Python数字图像处理——OpenCV实例解析⽬录 import cv2 as cv
# 读取彩⾊图像
img_cai = cv.imread("E:/1.png")
# 读取灰度图像
img_hui = cv.imread("E:/1.png",cv.IMREAD_GRAYSCALE)
print(img_cai.shape)
print(img_hui.shape)
哺乳睡衣# 注意:opencv读取的彩⾊图像默认的颜⾊是BGR matplotlib默认的彩⾊图像是RGB
import matplotlib.pyplot as plt
plt.imshow(img_cai) # 全图展⽰
plt.imshow(img_cai[30:160,200:320]) # 截取部分
# 保存图像
cv.imwrite("duqu.png",img_cai[30:160,200:320])
修改像素值
# 修改像素值
img[30:50,:] = [255,0,0]
铁盒制作
plt.imshow(img)
图像融合
飞行鞋
import cv2 as cv
import numpy as np
from matplotlib import pyplot as plt
img1 = cv.imread('E:/4.png')
img2 = cv.imread('E:/3.png')
dst = cv.addWeighted(img1,0.7,img2[:233,:230,:],0.3,0)

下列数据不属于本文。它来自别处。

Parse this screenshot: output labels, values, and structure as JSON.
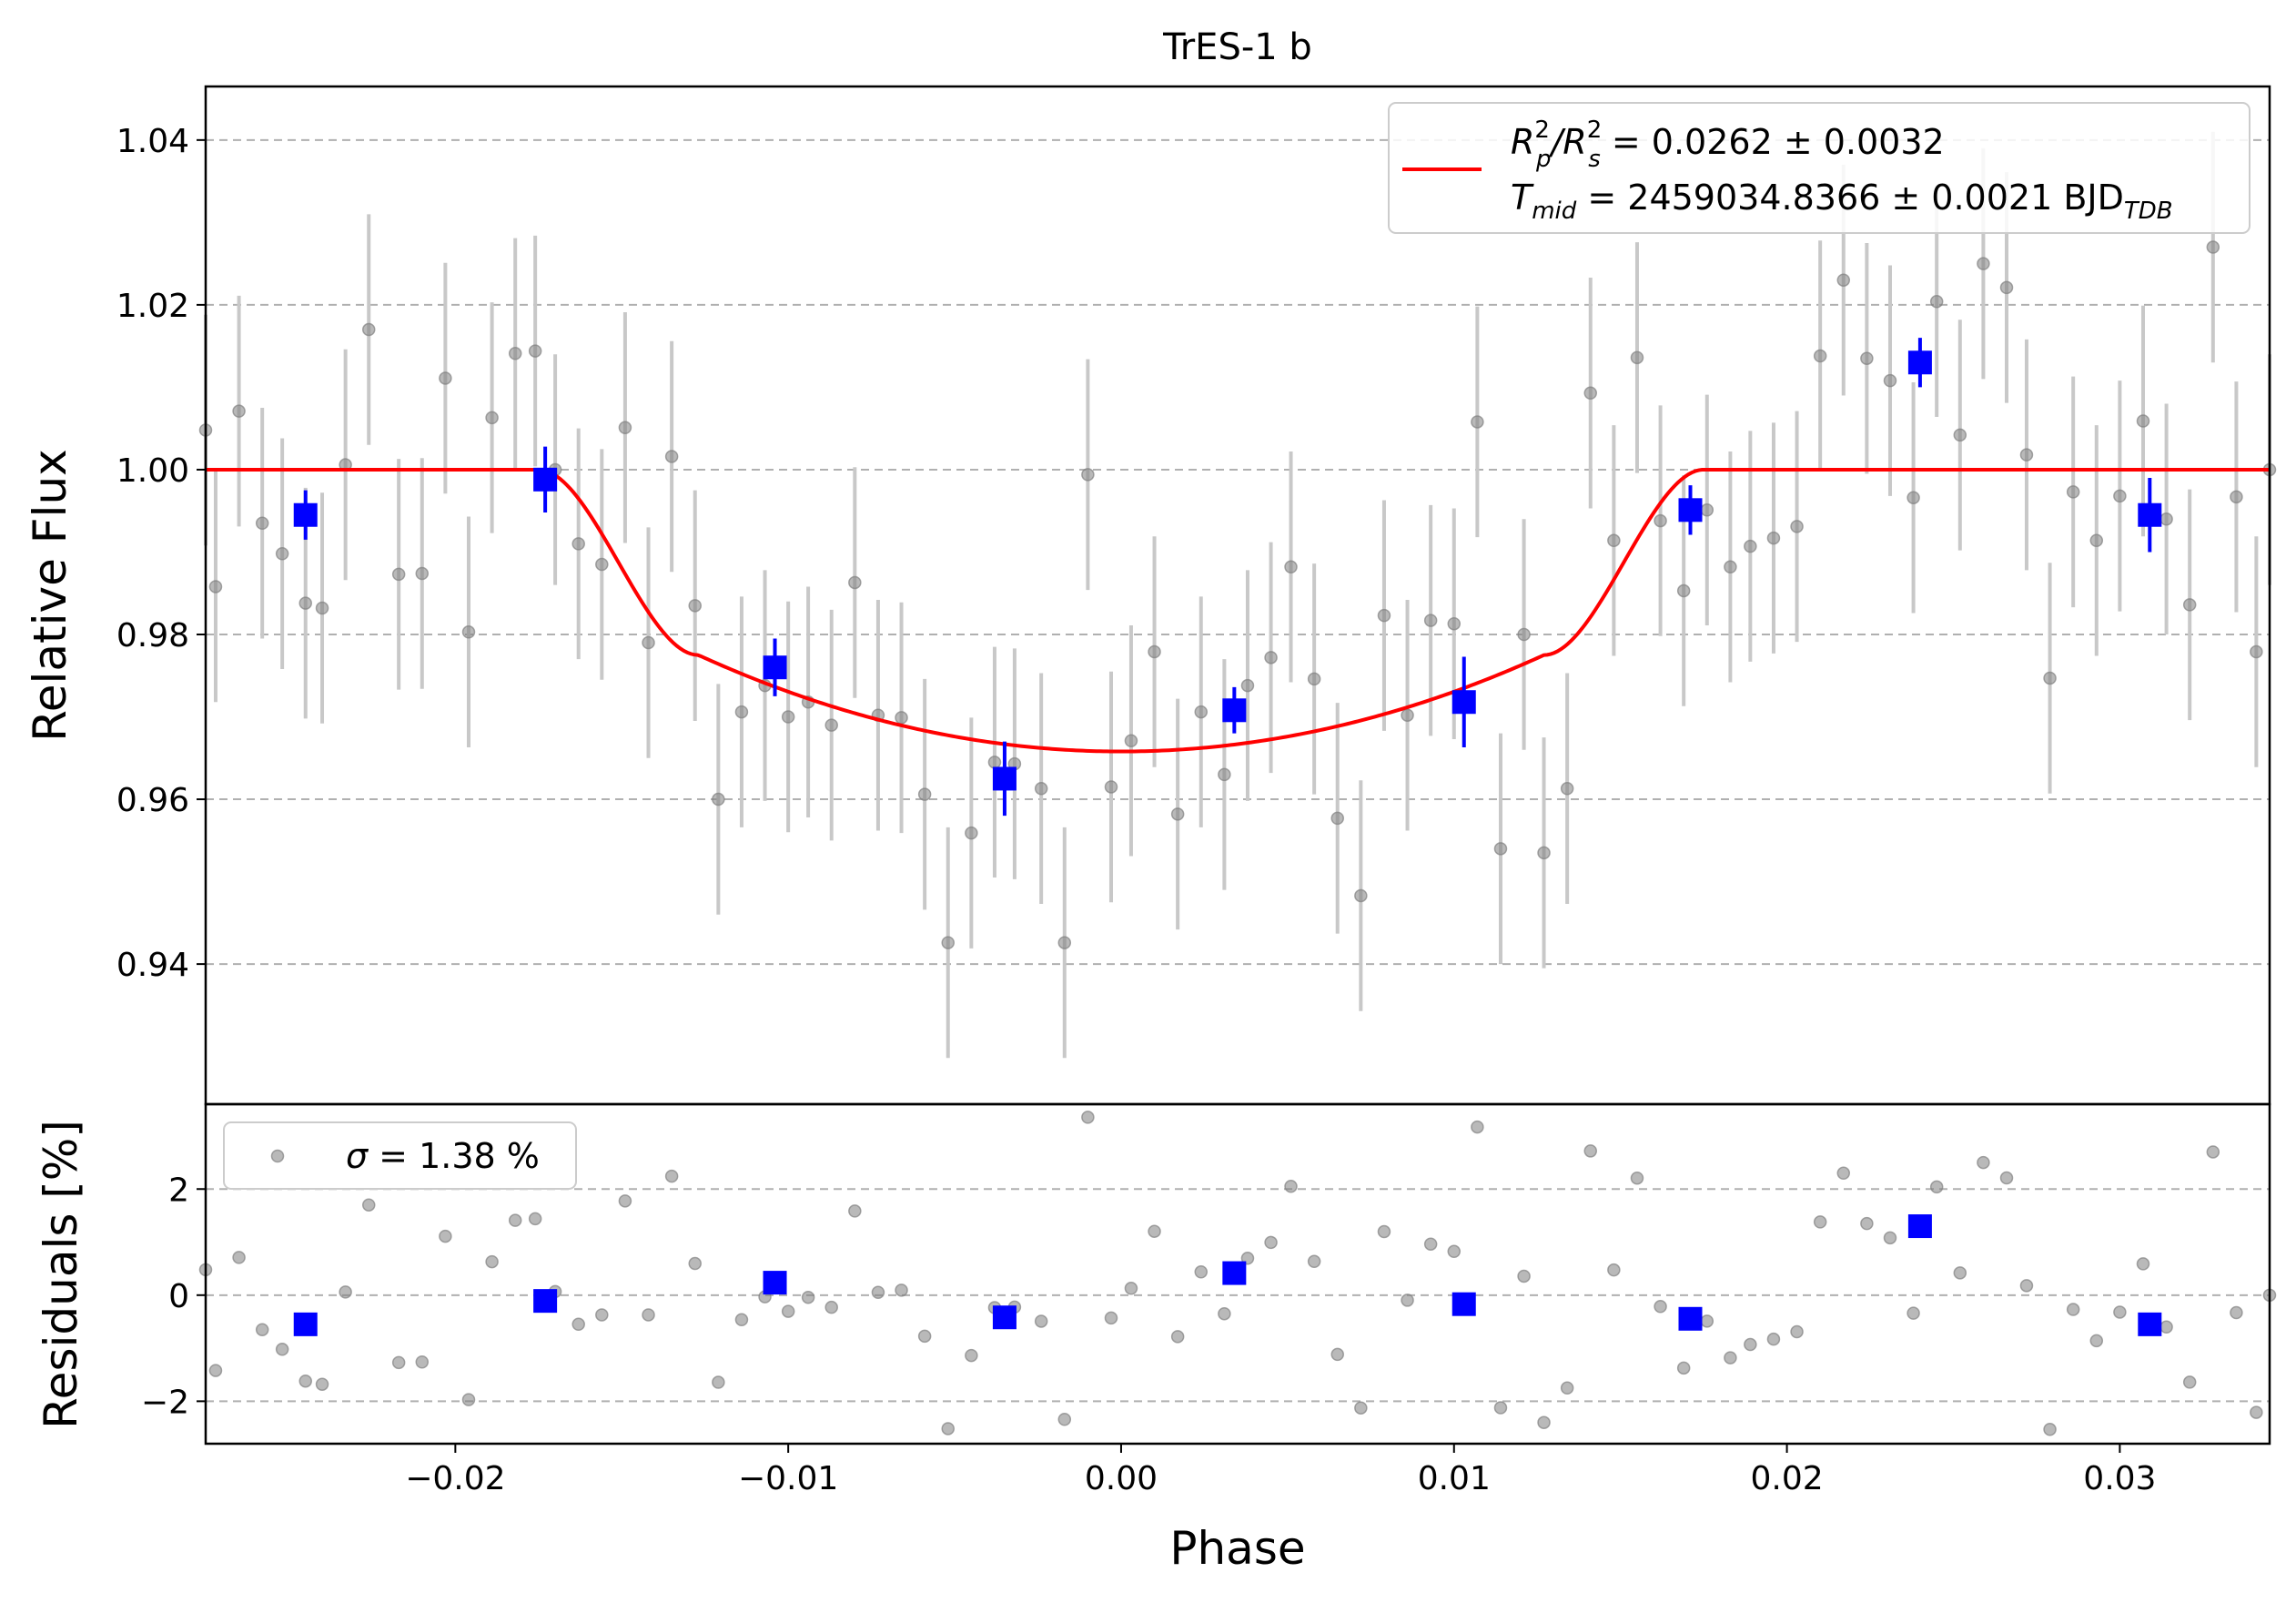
{
  "title": "TrES-1 b",
  "colors": {
    "raw_points": "#808080",
    "raw_errorbars": "#c8c8c8",
    "binned": "#0000ff",
    "model": "#ff0000",
    "grid": "#b0b0b0"
  },
  "chart_data": [
    {
      "type": "scatter",
      "panel": "light-curve",
      "title": "TrES-1 b",
      "xlabel": "",
      "ylabel": "Relative Flux",
      "xlim": [
        -0.0275,
        0.0345
      ],
      "ylim": [
        0.923,
        1.0465
      ],
      "yticks": [
        0.94,
        0.96,
        0.98,
        1.0,
        1.02,
        1.04
      ],
      "ytick_labels": [
        "0.94",
        "0.96",
        "0.98",
        "1.00",
        "1.02",
        "1.04"
      ],
      "grid": "horizontal dashed",
      "legend": {
        "placement": "top-right",
        "line1": {
          "base": "R",
          "sub1": "p",
          "sup1": "2",
          "slash": "/R",
          "sub2": "s",
          "sup2": "2",
          "rest": " = 0.0262 ± 0.0032"
        },
        "line2": {
          "base": "T",
          "sub": "mid",
          "rest": " = 2459034.8366 ± 0.0021 BJD",
          "unit_sub": "TDB"
        }
      },
      "raw": {
        "x": [
          -0.0275,
          -0.0272,
          -0.0265,
          -0.0258,
          -0.0252,
          -0.0245,
          -0.024,
          -0.0233,
          -0.0226,
          -0.0217,
          -0.021,
          -0.0203,
          -0.0196,
          -0.0189,
          -0.0182,
          -0.0176,
          -0.017,
          -0.0163,
          -0.0156,
          -0.0149,
          -0.0142,
          -0.0135,
          -0.0128,
          -0.0121,
          -0.0114,
          -0.0107,
          -0.01,
          -0.0094,
          -0.0087,
          -0.008,
          -0.0073,
          -0.0066,
          -0.0059,
          -0.0052,
          -0.0045,
          -0.0038,
          -0.0032,
          -0.0024,
          -0.0017,
          -0.001,
          -0.0003,
          0.0003,
          0.001,
          0.0017,
          0.0024,
          0.0031,
          0.0038,
          0.0045,
          0.0051,
          0.0058,
          0.0065,
          0.0072,
          0.0079,
          0.0086,
          0.0093,
          0.01,
          0.0107,
          0.0114,
          0.0121,
          0.0127,
          0.0134,
          0.0141,
          0.0148,
          0.0155,
          0.0162,
          0.0169,
          0.0176,
          0.0183,
          0.0189,
          0.0196,
          0.0203,
          0.021,
          0.0217,
          0.0224,
          0.0231,
          0.0238,
          0.0245,
          0.0252,
          0.0259,
          0.0266,
          0.0272,
          0.0279,
          0.0286,
          0.0293,
          0.03,
          0.0307,
          0.0314,
          0.0321,
          0.0328,
          0.0335,
          0.0341,
          0.0345
        ],
        "y": [
          1.0048,
          0.9858,
          1.0071,
          0.9935,
          0.9898,
          0.9838,
          0.9832,
          1.0006,
          1.017,
          0.9873,
          0.9874,
          1.0111,
          0.9803,
          1.0063,
          1.0141,
          1.0144,
          1.0,
          0.991,
          0.9885,
          1.0051,
          0.979,
          1.0016,
          0.9835,
          0.96,
          0.9706,
          0.9738,
          0.97,
          0.9718,
          0.969,
          0.9863,
          0.9702,
          0.9699,
          0.9606,
          0.9426,
          0.9559,
          0.9645,
          0.9643,
          0.9613,
          0.9426,
          0.9994,
          0.9615,
          0.9671,
          0.9779,
          0.9582,
          0.9706,
          0.963,
          0.9738,
          0.9772,
          0.9882,
          0.9746,
          0.9577,
          0.9483,
          0.9823,
          0.9702,
          0.9817,
          0.9813,
          1.0058,
          0.954,
          0.98,
          0.9535,
          0.9613,
          1.0093,
          0.9914,
          1.0136,
          0.9938,
          0.9853,
          0.9951,
          0.9882,
          0.9907,
          0.9917,
          0.9931,
          1.0138,
          1.023,
          1.0135,
          1.0108,
          0.9966,
          1.0204,
          1.0042,
          1.025,
          1.0221,
          1.0018,
          0.9747,
          0.9973,
          0.9914,
          0.9968,
          1.0059,
          0.994,
          0.9836,
          1.027,
          0.9967,
          0.9779,
          1.0
        ],
        "err": [
          0.014,
          0.014,
          0.014,
          0.014,
          0.014,
          0.014,
          0.014,
          0.014,
          0.014,
          0.014,
          0.014,
          0.014,
          0.014,
          0.014,
          0.014,
          0.014,
          0.014,
          0.014,
          0.014,
          0.014,
          0.014,
          0.014,
          0.014,
          0.014,
          0.014,
          0.014,
          0.014,
          0.014,
          0.014,
          0.014,
          0.014,
          0.014,
          0.014,
          0.014,
          0.014,
          0.014,
          0.014,
          0.014,
          0.014,
          0.014,
          0.014,
          0.014,
          0.014,
          0.014,
          0.014,
          0.014,
          0.014,
          0.014,
          0.014,
          0.014,
          0.014,
          0.014,
          0.014,
          0.014,
          0.014,
          0.014,
          0.014,
          0.014,
          0.014,
          0.014,
          0.014,
          0.014,
          0.014,
          0.014,
          0.014,
          0.014,
          0.014,
          0.014,
          0.014,
          0.014,
          0.014,
          0.014,
          0.014,
          0.014,
          0.014,
          0.014,
          0.014,
          0.014,
          0.014,
          0.014,
          0.014,
          0.014,
          0.014,
          0.014,
          0.014,
          0.014,
          0.014,
          0.014,
          0.014,
          0.014,
          0.014,
          0.014
        ]
      },
      "binned": {
        "x": [
          -0.0245,
          -0.0173,
          -0.0104,
          -0.0035,
          0.0034,
          0.0103,
          0.0171,
          0.024,
          0.0309
        ],
        "y": [
          0.9945,
          0.9988,
          0.976,
          0.9625,
          0.9708,
          0.9718,
          0.9951,
          1.013,
          0.9945
        ],
        "err": [
          0.003,
          0.004,
          0.0035,
          0.0045,
          0.0028,
          0.0055,
          0.003,
          0.003,
          0.0045
        ]
      },
      "model": {
        "name": "",
        "params": {
          "rp2_over_rs2": 0.0262,
          "t14_half": 0.0175,
          "t23_half": 0.0127,
          "floor": 0.9658,
          "depth_at_contact": 0.9775
        }
      }
    },
    {
      "type": "scatter",
      "panel": "residuals",
      "xlabel": "Phase",
      "ylabel": "Residuals [%]",
      "xlim": [
        -0.0275,
        0.0345
      ],
      "ylim": [
        -2.8,
        3.6
      ],
      "xticks": [
        -0.02,
        -0.01,
        0.0,
        0.01,
        0.02,
        0.03
      ],
      "xtick_labels": [
        "−0.02",
        "−0.01",
        "0.00",
        "0.01",
        "0.02",
        "0.03"
      ],
      "yticks": [
        -2,
        0,
        2
      ],
      "ytick_labels": [
        "−2",
        "0",
        "2"
      ],
      "grid": "horizontal dashed",
      "legend": {
        "placement": "top-left",
        "symbol": "σ",
        "rest": " = 1.38 %"
      }
    }
  ]
}
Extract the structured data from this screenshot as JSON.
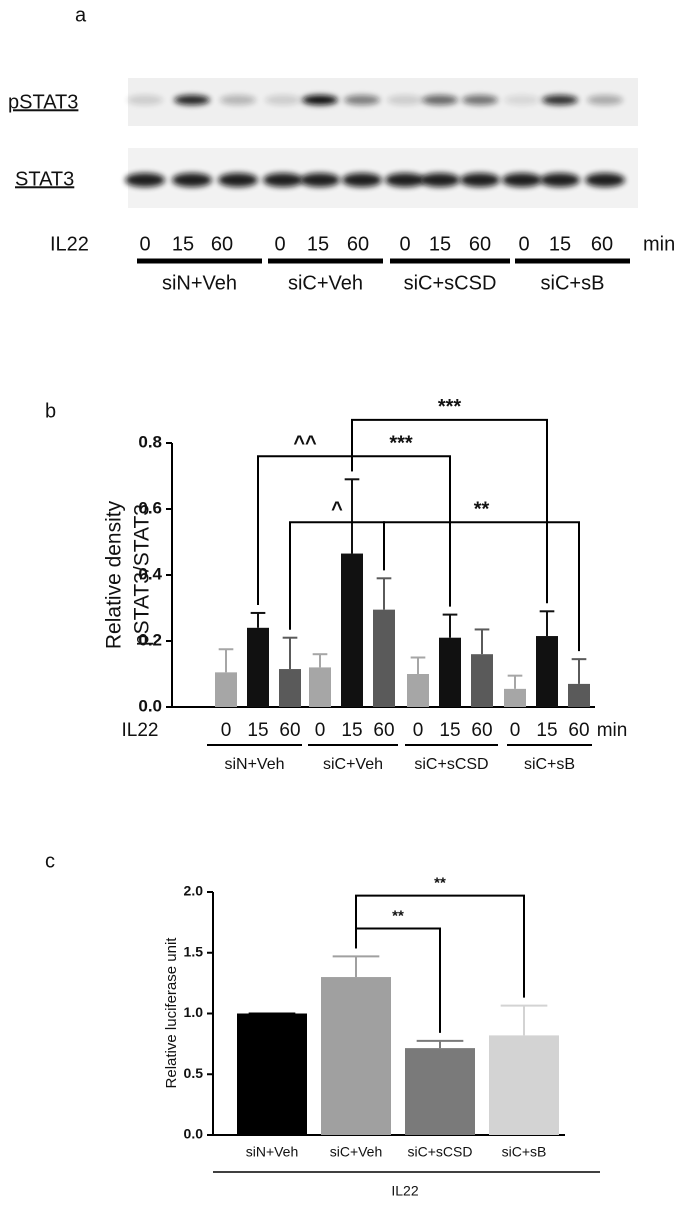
{
  "blot": {
    "label": "a",
    "rows": [
      "pSTAT3",
      "STAT3"
    ],
    "treatment": "IL22",
    "lanes": [
      "0",
      "15",
      "60"
    ],
    "unit": "min",
    "groups": [
      "siN+Veh",
      "siC+Veh",
      "siC+sCSD",
      "siC+sB"
    ]
  },
  "chart_data": [
    {
      "type": "bar",
      "panel": "b",
      "ylabel": [
        "Relative density",
        "pSTAT3/STAT3"
      ],
      "xlabel": "IL22",
      "unit": "min",
      "categories": [
        "siN+Veh",
        "siC+Veh",
        "siC+sCSD",
        "siC+sB"
      ],
      "series": [
        {
          "name": "0",
          "color": "#a6a6a6",
          "values": [
            0.105,
            0.12,
            0.1,
            0.055
          ],
          "errors": [
            0.07,
            0.04,
            0.05,
            0.04
          ]
        },
        {
          "name": "15",
          "color": "#111111",
          "values": [
            0.24,
            0.465,
            0.21,
            0.215
          ],
          "errors": [
            0.045,
            0.225,
            0.07,
            0.075
          ]
        },
        {
          "name": "60",
          "color": "#5a5a5a",
          "values": [
            0.115,
            0.295,
            0.16,
            0.07
          ],
          "errors": [
            0.095,
            0.095,
            0.075,
            0.075
          ]
        }
      ],
      "ylim": [
        0,
        0.8
      ],
      "yticks": [
        {
          "value": 0,
          "label": "0.0"
        },
        0.2,
        0.4,
        0.6,
        0.8
      ],
      "annotations": [
        {
          "label": "^^",
          "from": [
            0,
            1
          ],
          "to": [
            1,
            1
          ],
          "y": 0.76
        },
        {
          "label": "^",
          "from": [
            0,
            2
          ],
          "to": [
            1,
            2
          ],
          "y": 0.56
        },
        {
          "label": "***",
          "from": [
            1,
            1
          ],
          "to": [
            2,
            1
          ],
          "y": 0.76
        },
        {
          "label": "***",
          "from": [
            1,
            1
          ],
          "to": [
            3,
            1
          ],
          "y": 0.87
        },
        {
          "label": "**",
          "from": [
            1,
            2
          ],
          "to": [
            3,
            2
          ],
          "y": 0.56
        }
      ]
    },
    {
      "type": "bar",
      "panel": "c",
      "ylabel": [
        "Relative luciferase unit"
      ],
      "xlabel": "IL22",
      "categories": [
        "siN+Veh",
        "siC+Veh",
        "siC+sCSD",
        "siC+sB"
      ],
      "values": [
        1.0,
        1.3,
        0.715,
        0.82
      ],
      "errors": [
        0,
        0.17,
        0.06,
        0.245
      ],
      "colors": [
        "#000000",
        "#a0a0a0",
        "#7a7a7a",
        "#d3d3d3"
      ],
      "ylim": [
        0,
        2.0
      ],
      "yticks": [
        {
          "value": 0,
          "label": "0.0"
        },
        0.5,
        {
          "value": 1,
          "label": "1.0"
        },
        1.5,
        {
          "value": 2,
          "label": "2.0"
        }
      ],
      "annotations": [
        {
          "label": "**",
          "from": 1,
          "to": 2,
          "y": 1.7
        },
        {
          "label": "**",
          "from": 1,
          "to": 3,
          "y": 1.97
        }
      ]
    }
  ]
}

cv.imshow('Original Image 1', img1)
cv.imshow('Original Image 2', img2)
cv.imshow('Fusion Image', dst)
cv.waitKey(0)
cv.destroyAllWindows()
图像的⼏何变换
import cv2 as cv
import numpy as np
紧急切断装置from matplotlib import pyplot as plt
lq = cv.imread('E:/6.png')
# 调整图⽚⼤⼩
i2 = cv.resize(lq,(200,500),interpolation=cv.INTER_CUBIC) # 平移图⽚
M = np.float64([[1,0,100],[0,1,50]])
i3 = cv.warpAffine(lq,M,(300,300))
# 图⽚的旋转
M = cv.getRotationMatrix2D((250,250),30,1)
i4 = cv.warpAffine(lq,M,(300,300))
# 图⽚的倾斜
d1 = np.float32([[100,10],[300,10],[100,100]])
d2 = np.float32([[100,30],[200,30],[150,100]])
M = cv.getAffineTransform(d1,d2)
i5 = cv.warpAffine(lq,M,(300,300))
# 透视变化
d1 = np.float32([[100,100],[400,100],[100,400],[400,400]]) d2 = np.float32([[200,200],[300,200],[200,300],[300,300]]) d3 = np.float32([[0,0],[500,0],[500,0],[0,500]])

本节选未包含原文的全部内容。